One social policy critical in lowering emissions that has been chronically underfunded is public transportation. State and local systems have been systematically dismantled with policy changes initiated by billionaire brothers Charles and David Koch. With COVID-19, many cities have been forced to shut down routes and lay off workers as many mass transportation systems are underwater.

As public transport is often the only affordable option for many workers, its current situation threatens thousands of people’s abilities to do their jobs in the middle of what may be the worst economic crisis since the Great Depression. Yet it is one of the first programs to be slashed at the state and county level.

Public transport can also create greater mobility in communities while significantly lowering carbon emissions. A study from the United States Department of Transportation found that any form of mass transit will produce less emissions than private vehicles per passenger, signifying that investment in these systems can play a large role in reducing emissions.


Simply maintaining existing systems can therefore continue to help commuters access reliable transport for their jobs and mitigate carbon emissions with every trip, making it one of the most effective tools that local governments have in mitigating the impacts of climate change.

Moreover, COVID-19 has impacted the oil and gas industry, giving states a rare chance to rethink its policies. The pandemic has drastically impacted the production of natural gas, which has significantly increased its domestic production since the 2008 crisis due to overproduction.

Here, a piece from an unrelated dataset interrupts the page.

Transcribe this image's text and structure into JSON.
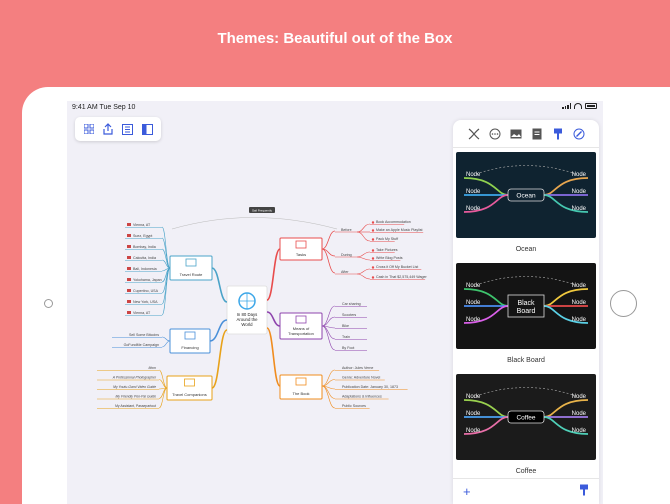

Despite the massive subsidies provided to producers by the federal government, the industry has severely contracted and will feel the consequences of COVID-19 for years.

With this shift in natural gas production, there is an opportunity to put a greater focus on green technologies. Solar, wind and hydroelectric technologies have the potential to remake the state of American environmental affairs but requires bipartisan support at the national level to redirect subsidies that could significantly impact how green technologies are developed.

These changes only present the beginnings of how American environmental policies can rapidly shift to support people of all socioeconomic levels rather than simply relying on the status quo that only ignores the problem of rising carbon emissions.

As the pandemic has illustrated, rapid change is possible, but it must be supportive of the most vulnerable people, and it must strengthen our social institutions.